Inside the White House, staffers are content to ignore the day-to-day slings and arrows of Obama’s would-be opponents, acknowledging that engaging them would only help them.

But they also take comfort in knowing that Obama as the president has the luxury of responding only when he wants to, selectively choosing moments when a well-placed zinger from 1600 Pennsylvania can have some impact on the race.

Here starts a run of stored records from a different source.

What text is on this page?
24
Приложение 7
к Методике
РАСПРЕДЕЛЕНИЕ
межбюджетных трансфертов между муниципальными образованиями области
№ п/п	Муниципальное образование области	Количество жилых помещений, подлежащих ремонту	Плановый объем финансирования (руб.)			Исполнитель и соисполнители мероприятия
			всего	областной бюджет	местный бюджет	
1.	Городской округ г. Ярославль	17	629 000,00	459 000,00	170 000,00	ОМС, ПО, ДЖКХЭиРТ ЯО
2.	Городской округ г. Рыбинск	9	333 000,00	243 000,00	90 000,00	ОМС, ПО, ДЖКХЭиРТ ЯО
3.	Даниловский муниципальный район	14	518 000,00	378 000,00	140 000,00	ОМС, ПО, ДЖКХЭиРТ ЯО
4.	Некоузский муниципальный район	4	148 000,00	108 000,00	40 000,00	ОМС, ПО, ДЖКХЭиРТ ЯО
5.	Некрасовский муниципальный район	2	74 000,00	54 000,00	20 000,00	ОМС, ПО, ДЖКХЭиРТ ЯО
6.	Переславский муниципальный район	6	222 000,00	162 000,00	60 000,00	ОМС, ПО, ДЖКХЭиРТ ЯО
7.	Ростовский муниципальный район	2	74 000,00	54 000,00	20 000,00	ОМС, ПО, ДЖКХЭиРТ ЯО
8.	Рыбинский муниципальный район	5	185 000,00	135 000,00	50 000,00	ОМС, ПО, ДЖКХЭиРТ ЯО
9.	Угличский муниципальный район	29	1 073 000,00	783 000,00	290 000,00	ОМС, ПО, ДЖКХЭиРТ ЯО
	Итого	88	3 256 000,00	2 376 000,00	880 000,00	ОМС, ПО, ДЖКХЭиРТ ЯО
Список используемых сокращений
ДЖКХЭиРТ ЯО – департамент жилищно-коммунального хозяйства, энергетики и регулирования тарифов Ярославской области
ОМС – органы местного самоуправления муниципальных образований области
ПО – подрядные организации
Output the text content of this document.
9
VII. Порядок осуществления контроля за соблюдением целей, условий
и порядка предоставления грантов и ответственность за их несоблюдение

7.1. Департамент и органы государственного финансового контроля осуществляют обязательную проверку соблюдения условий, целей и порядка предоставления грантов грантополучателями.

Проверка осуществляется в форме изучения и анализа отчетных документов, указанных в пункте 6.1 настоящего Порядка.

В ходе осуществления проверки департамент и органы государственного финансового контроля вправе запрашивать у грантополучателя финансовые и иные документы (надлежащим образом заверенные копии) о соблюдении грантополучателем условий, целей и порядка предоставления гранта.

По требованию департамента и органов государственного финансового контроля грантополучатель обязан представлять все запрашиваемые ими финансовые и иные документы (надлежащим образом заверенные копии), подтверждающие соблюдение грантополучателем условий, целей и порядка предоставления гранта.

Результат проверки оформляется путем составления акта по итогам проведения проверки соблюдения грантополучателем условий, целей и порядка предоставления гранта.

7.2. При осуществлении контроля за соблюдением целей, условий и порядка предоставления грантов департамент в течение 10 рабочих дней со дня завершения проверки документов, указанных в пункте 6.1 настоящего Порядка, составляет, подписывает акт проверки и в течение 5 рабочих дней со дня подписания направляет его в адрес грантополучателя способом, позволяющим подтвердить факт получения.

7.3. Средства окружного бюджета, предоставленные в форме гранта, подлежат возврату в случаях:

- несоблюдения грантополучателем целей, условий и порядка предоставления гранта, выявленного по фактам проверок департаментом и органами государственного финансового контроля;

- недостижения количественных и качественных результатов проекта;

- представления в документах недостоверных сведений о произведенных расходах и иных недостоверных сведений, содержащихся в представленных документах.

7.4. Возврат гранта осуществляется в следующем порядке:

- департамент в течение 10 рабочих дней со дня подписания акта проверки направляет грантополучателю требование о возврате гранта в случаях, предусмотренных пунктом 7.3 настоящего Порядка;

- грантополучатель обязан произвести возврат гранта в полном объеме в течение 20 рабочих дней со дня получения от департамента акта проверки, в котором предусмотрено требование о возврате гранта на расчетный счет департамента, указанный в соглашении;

Burton said his group is only too happy to take up the slack. 

“The right wing has hundreds of millions of dollars to attack the president while Republican candidates are engaged in a race to the bottom of negative campaign rhetoric,” Burton said. “We’re here to step into the fold and present the truth when their attacks come flying.”

It’s a routine practice for a sitting president to try to have his team remain above the fray in the early stages of a presidential campaign. 

One GOP campaign adviser who also worked for the 2004 Bush-Cheney campaign acknowledged that the White House held its fire then, too, engaging Howard Dean a little bit toward the end of 2003 but mostly keeping its powder dry until John Kerry was the clear winner of the Democratic nomination.

State parties, under the direction of the DNC, are jabbing at the GOP.

After Chrysler reported it was repaying most of the money it was loaned by the government, state parties took swipes at GOP front-runner Mitt Romney, who had criticized Obama’s actions.

And Pawlenty? Well, Pawlenty acted out because he was backed into a corner on Rep. Paul Ryan’s (R-Wis.) toxic Medicare plan, Democrats say. 

“These potshots are the only semblance of offense they’ve mustered,” said one Democrat.

And until one Republican emerges as the clear favorite, they can all expect their “potshots” to fall on uninterested ears at the White House.

Youngman is the White House correspondent for The Hill.